Presenting Sea Clamp, whom may be awesome, it depends what his combiner head looks like



Fun Publications: the other-other-other reason
Also coming out of Botcon 2015 was news that Funpub already had access to CW toys, giving us the Mayhem Attack Squad as combiners and therefore going some way to correcting the Combiner Wars Autobot bias. This was unexpectedly quick, given that one of the toys featured was still months away from a mass-market release, but I doubt this is necessarily a good thing for Funpub. Their business method is to take last year's toys, slap new heads on them, and then charge three times the price. They are in the damned do/don't paradox; if they do something forgettable, people complain about their prices, if they do something actually popular, people complain about the exclusivity making it both expensive AND really hard to find. To make the matter worse, Hasbro has been taking last month's toys, slapping new heads on them, and then charging the retail price. Hasbro are doing the same thing, for less. The Botcon 2016 set, “Dawn of the Predacus” however seems more appealing, as its a Beast Wars themed set. We've only seen mock-ups so far, and nothing of the combined mode, but I'm not pessimistic.



Wrapping Things Up
To put things into scale, the Generation 1 combiners that prompted all this, were released over three years. From Devastator to Scattorshot there was three years of product, but Combiner Wars is to run for eighteen months or so. And on the the collectors side of things, its all encompassing. G1 wasn't solid combiners, 1986 was close, but even then, we the movie characters and triple changers. Its unsurprising that we got tired of the gimmick. The most consist source of non-combining transformers has been the leader class, and that's also remould city. And I don't think I'm necessarily alone in being indifferent to RID and the Masterpiece releases. So, like more than a few people, I don't see myself buying anything past the Combaticons other than Sky Lynx. Which is a real shame, because, they are nice toys, and exactly what we asked for. This is, as the meme says, a First World Problem.

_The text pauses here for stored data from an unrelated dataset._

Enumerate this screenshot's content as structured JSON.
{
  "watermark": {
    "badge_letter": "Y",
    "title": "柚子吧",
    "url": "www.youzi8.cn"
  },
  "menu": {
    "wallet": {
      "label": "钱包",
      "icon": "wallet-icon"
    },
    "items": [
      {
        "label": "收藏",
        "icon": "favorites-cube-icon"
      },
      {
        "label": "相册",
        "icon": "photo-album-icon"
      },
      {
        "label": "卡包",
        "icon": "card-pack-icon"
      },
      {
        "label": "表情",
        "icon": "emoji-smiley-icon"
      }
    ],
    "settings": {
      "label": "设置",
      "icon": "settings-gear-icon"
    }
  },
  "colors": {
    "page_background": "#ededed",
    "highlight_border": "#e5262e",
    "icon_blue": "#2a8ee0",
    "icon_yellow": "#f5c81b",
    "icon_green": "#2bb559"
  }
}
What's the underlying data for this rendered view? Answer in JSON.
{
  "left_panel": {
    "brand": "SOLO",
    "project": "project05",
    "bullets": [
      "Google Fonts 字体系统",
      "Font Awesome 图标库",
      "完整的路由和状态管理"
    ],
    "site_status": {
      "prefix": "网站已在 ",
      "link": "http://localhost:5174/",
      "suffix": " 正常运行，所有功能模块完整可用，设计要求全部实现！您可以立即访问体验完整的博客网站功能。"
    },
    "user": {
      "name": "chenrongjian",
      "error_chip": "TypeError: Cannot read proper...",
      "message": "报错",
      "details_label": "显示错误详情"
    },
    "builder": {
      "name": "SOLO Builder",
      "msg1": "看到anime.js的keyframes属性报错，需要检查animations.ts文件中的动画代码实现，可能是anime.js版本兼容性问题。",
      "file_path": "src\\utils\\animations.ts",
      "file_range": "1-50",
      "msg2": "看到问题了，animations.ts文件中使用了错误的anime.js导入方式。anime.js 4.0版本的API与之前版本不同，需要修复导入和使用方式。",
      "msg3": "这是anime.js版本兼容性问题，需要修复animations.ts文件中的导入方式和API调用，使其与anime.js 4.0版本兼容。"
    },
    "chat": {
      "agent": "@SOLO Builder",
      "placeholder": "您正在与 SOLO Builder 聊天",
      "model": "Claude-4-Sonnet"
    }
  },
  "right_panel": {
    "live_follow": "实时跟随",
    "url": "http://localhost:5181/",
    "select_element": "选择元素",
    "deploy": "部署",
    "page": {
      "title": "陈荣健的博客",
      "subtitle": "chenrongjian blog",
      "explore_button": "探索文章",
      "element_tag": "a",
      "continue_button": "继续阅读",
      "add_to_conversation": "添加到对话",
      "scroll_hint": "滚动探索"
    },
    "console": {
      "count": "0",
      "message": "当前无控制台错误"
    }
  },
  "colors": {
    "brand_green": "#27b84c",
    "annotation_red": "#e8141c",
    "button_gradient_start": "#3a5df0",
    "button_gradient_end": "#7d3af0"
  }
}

I hope Titans Return doesn't prompt the same level of fatigue, but given there's at least three gimmicks going on there, I'm optimistic.



Presenting Titans Return Blaster, whom might be awesome, we just don't know.




Foot Notes
  1. With the wave composition being what it was, this left the British Isles with an incomplete Superion, and Drag Strip as the singular Stunticon. Whomsoever is responsible, shame on you.
  2. While a new character, and therefore subject to the same comments as Alpha Bravo, Offroad was attended to be Ruckas, the G1 Triggercon. Hasbro changed their minds, but Fun Publications is indeed bringing that character back with this mould.